Die Feuerwehrkameraden werden psychologisch betreut.

Die am Einsatz beteiligten Feuerwehrkameraden sind traumatisiert. Sie werden psychologisch betreut.

shz.de von
30. Oktober 2014, 18:08 Uhr

Erfde | Ein 52-jähriger Landwirt ist am Dienstag bei Erntearbeiten ums Leben gekommen. Er soll in einen Häcksler geraten sein.

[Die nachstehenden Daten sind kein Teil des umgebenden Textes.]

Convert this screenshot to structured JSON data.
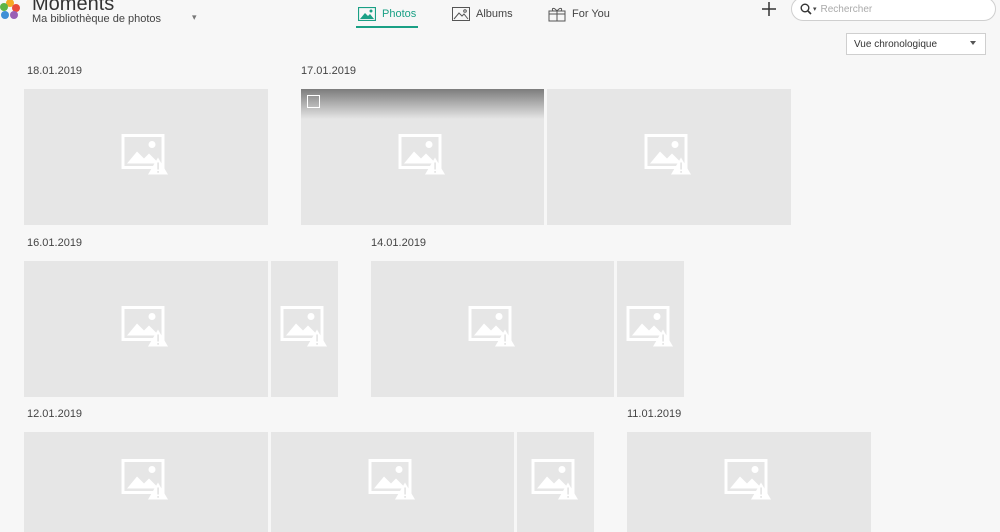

Die Polizei wollte sich zu Einzelheiten nicht äußern. „Es handelte sich um einen solch dramatischen Vorfall, dass wir uns mit Rücksicht auf die Hinterbliebenen und Einsatzkräfte zu diesem Schritt entschlossen haben“, sagte Pressesprecher Markus Langenkämper. Als die Feuerwehr und der Rettungswagen aus Norderstapel an der Unfallstelle eintrafen, bot sich den Helfern ein grausames Bild.    

Erfdes Bürgermeister Thomas Klömmer gab bekannt, dass sich die Erfder Feuerwehr, deren Mitglied der Verstorbene war, zumindest für den Rest der Woche abgemeldet habe, die Aufgaben werden von umliegenden Feuerwehren mit übernommen. „Da sind alle traumatisiert“, sagte Klömmer. Die Beteiligten werden psychologisch betreut. Auch ein Rettungsassistent ist zurzeit außer Dienst. „Er wird von einem Notfall-Seelsorger betreut“, erklärte Hans-Dieter Nissen, der Leiter des Rettungsdienstes im Kreis Rendsburg-Eckernförde.